While `gpt-3.5-turbo` is quite fast `gpt-4` will take a while if there are many objects or if each object schema is complex. If 10 entities are created and takes 100ms to complete it would mean that it would take 1 second before we had access to our objects. With streaming you'd get the first object in 100ms a 10x percieved improvement in latency! While this may not make sense for more usecases if we were dynamitcally building UI based on entities, streaming entities 1 by 1 could improve the user experience dramatically.

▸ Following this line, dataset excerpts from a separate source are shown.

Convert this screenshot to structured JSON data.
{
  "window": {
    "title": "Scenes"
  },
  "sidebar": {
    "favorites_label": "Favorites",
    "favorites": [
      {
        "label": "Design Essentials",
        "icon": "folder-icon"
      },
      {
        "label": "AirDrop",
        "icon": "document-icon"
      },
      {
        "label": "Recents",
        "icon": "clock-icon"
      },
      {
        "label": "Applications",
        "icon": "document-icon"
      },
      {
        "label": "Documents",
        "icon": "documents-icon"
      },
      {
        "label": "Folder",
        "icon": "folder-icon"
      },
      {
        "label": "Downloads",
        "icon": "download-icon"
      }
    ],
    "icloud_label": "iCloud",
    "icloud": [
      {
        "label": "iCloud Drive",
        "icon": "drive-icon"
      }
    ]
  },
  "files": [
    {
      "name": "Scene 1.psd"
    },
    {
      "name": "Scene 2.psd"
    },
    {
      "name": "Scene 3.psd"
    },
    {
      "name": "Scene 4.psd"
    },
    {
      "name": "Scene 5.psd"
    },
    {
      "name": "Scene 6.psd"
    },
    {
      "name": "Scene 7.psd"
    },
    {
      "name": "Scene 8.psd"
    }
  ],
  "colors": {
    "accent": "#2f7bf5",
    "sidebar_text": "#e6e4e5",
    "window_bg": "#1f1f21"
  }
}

Lets look at an example in action with the same class
```python hl_lines="6 26"
MultiUser = MultiTask(User)
completion = openai.ChatCompletion.create(
model="gpt-4-0613",
temperature=0.1,
stream=True,
functions=[MultiUser.openai_schema],
function_call={"name": MultiUser.openai_schema["name"]},
messages=[
{
"role": "system",
"content": "You are a perfect entity extraction system",
},
{
"role": "user",
"content": (
f"Consider the data below:\n{input}"
"Correctly segment it into entitites"
"Make sure the JSON is correct"
),
},
],
max_tokens=1000,
)
for user in MultiUser.from_streaming_response(completion):
assert isinstance(user, User)
print(user)
>>> name="Jason" "age"=10
>>> name="John" "age"=10
```
!!! usage "How??"
Consider this incomplete json string.
```json
{"tasks": [{"name": "Jason", "age": 10}
```
Notice how, while this isn't valid json, we know that one complete `User` object was generated so we `yield` that object to be used elsewhere as soon as possible.
This streaming is still a prototype, but should work quite well for simple schemas.